The COVID-19 pandemic drove fourteener use to an all-time high of 415,000 estimated hikers in 2020, CFI said. Fourteener use has fallen each year since, with CFI’s 2023 count showing a 37 percent drop from the pandemic peak. 

“Hiking Colorado’s 14ers last year was like stepping into a time machine and coming out in 2015,” said Lloyd F. Athearn, executive director of CFI, in a statement.

The CFI report attributed part of the dropoff to the temporary closure of the Decalibron Loop near Alma. It said landowners’ liability concerns prompted the 2023 restrictions, though state lawmakers later passed a bill protecting owners from legal liability for injuries suffered on their property.

Mount Bierstadt and Quandary Peak were the state’s most popular fourteeners in 2023, according to CFI. Each saw an estimated 25,000 to 30,000 hikers. Mount Elbert and Torreys Peak each had an estimated 20,000 to 25,000 hikers.

About 57 percent of all the hikers CFI projected, an estimated 148,000 people, climbed one of the 12 fourteeners closest to Denver.
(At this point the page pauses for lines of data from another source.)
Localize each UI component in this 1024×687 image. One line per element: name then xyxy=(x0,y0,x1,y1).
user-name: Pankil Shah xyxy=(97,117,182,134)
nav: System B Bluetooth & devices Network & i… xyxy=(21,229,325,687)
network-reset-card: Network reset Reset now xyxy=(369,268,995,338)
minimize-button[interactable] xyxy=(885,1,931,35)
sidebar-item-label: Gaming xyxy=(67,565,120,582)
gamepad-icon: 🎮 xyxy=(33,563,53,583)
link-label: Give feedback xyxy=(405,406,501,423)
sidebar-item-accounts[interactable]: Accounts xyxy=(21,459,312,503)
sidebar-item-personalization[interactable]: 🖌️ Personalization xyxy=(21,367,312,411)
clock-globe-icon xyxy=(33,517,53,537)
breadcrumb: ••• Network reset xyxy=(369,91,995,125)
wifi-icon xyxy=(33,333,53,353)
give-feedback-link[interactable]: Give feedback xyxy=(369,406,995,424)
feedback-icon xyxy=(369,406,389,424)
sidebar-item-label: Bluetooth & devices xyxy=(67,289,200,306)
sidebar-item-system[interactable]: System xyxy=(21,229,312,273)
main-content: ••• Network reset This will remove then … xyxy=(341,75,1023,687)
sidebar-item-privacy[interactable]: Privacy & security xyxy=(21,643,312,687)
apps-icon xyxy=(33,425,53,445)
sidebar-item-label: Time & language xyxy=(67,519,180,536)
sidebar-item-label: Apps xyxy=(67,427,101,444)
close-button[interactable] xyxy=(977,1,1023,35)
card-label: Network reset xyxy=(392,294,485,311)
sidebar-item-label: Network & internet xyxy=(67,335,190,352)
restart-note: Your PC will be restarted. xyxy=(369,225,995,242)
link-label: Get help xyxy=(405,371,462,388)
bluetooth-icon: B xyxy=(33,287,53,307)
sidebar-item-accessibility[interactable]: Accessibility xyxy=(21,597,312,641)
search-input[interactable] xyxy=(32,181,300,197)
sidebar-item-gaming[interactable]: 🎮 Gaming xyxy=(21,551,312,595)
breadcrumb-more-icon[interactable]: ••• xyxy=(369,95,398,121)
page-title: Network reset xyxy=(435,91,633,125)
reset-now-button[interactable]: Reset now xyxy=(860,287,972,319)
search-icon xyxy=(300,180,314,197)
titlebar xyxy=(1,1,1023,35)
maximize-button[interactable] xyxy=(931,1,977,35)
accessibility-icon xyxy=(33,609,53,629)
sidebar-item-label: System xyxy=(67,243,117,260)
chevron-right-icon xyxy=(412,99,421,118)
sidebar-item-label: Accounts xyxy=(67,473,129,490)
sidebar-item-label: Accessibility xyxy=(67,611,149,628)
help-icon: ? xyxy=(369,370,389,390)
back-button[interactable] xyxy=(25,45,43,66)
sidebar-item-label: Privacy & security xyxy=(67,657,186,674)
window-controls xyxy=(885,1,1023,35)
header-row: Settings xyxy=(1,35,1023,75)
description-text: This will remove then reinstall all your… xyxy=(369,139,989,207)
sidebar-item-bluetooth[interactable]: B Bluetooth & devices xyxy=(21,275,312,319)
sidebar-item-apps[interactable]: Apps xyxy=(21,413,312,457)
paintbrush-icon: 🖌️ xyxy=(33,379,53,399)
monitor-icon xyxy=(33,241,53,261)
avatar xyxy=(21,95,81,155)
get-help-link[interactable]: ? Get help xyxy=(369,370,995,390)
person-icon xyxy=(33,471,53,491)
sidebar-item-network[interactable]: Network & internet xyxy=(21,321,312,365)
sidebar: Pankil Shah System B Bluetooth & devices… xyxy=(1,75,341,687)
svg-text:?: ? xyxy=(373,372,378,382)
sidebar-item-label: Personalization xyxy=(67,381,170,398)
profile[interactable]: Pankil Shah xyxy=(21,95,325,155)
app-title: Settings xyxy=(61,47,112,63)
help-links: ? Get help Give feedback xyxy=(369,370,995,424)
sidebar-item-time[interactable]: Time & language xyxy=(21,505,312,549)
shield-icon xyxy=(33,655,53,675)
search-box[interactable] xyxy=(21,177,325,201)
CFI uses the term “hiker use days” in its report to represent one person hiking one peak on one day. The nonprofit bases its estimates on data from infrared trail counters it installed near 23 summit hiking trails. Data from the counters is then analyzed alongside 14er checklists submitted to CFI’s website by individual hikers.

CFI said it accounted for data from stolen and broken counters by using linear models “incorporating week number, day of the week, holiday and use levels on other similar peaks.”